Incêndios florestais no Chile deixaram pelo menos 19 mortos, informaram autoridades nesta segunda-feira (19). O governo realiza evacuações em massa e combate quase duas dezenas de focos agravados pelo calor intenso e pelos ventos fortes. No domingo (18), o presidente do Chile, Gabriel Boric, decretou estado de catástrofe em duas regiões do país em decorrência dos incêndios.
Embora as condições meteorológicas durante a noite tenham ajudado a controlar alguns incêndios, os maiores ainda permaneciam ativos, com previsão de cenário adverso ao longo do dia, disse o ministro da Segurança, Luis Cordero, em entrevista coletiva nesta segunda-feira. “A previsão que temos hoje é de altas temperaturas”, afirmou Cordero, acrescentando que a principal preocupação é o surgimento de novos incêndios em toda a região.
Partes do centro e do sul do país estão sob alertas de calor extremo, com previsão de temperaturas de até 37 graus Celsius.

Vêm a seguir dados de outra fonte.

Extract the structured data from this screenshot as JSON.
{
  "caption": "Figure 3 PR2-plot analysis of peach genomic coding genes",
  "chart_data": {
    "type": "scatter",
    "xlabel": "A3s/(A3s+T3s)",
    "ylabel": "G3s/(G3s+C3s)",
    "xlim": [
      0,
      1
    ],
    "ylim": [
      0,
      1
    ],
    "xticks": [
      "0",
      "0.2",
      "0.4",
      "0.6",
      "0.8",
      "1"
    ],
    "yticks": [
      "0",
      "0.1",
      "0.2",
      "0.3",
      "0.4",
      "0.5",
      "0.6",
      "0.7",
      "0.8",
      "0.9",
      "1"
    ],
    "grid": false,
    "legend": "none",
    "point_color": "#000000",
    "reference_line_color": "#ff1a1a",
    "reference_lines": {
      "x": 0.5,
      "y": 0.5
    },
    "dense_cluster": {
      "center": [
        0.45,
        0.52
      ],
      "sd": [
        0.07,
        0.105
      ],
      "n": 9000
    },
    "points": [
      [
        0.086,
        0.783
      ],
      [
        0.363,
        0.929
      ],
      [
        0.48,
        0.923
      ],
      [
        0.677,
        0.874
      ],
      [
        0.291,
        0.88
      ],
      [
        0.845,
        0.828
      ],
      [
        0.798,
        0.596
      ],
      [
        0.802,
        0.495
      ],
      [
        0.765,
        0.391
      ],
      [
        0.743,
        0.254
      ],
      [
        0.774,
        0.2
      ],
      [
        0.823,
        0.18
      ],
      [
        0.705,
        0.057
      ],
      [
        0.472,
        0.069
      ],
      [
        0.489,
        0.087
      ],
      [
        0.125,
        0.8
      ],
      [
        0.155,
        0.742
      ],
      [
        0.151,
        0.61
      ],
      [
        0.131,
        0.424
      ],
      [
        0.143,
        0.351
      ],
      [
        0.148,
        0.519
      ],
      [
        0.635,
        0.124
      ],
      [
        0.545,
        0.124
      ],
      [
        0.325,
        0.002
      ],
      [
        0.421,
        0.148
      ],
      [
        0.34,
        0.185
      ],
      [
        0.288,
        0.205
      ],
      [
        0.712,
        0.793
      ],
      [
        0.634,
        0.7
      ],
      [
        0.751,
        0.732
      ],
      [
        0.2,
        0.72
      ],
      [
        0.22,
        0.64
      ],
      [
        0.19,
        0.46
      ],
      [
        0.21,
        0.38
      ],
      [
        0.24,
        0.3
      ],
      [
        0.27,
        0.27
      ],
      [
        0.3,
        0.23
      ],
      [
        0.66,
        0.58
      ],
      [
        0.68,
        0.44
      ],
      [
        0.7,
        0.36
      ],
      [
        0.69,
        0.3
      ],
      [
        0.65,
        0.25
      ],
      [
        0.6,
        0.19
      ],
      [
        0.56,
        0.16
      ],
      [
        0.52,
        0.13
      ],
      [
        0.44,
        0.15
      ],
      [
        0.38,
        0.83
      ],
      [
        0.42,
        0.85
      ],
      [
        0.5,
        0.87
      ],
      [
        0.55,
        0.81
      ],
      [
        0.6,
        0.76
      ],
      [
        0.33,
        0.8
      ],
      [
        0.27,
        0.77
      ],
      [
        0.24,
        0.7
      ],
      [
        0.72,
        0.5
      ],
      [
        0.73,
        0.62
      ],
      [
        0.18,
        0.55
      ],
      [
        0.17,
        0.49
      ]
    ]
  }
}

No fim do domingo, a CONAF, agência florestal do Chile, informou que bombeiros combatiam 23 incêndios em todo o país. Os maiores estão nas regiões de Ñuble e Bío Bío, onde o presidente Gabriel Boric decretou estado de calamidade pública.
Mais de 20.000 hectares já foram devastados, área comparável ao tamanho da cidade de Seattle. O maior incêndio ultrapassa 14.000 hectares nos arredores da cidade costeira de Concepción. O fogo de rápida propagação atingiu as cidades de Penco e Lirquén durante o fim de semana, destruiu centenas de casas e causou mortes. As autoridades seguem avaliando os danos.
As equipes também combatem um incêndio que ameaça a prisão de Manzano, nos arredores de Concepción, e a cidade de Tomé, ao norte.
Chile e Argentina iniciaram o ano sob ondas de calor que se estenderam por janeiro. No início do mês, incêndios florestais na Patagônia argentina queimaram cerca de 15.000 hectares.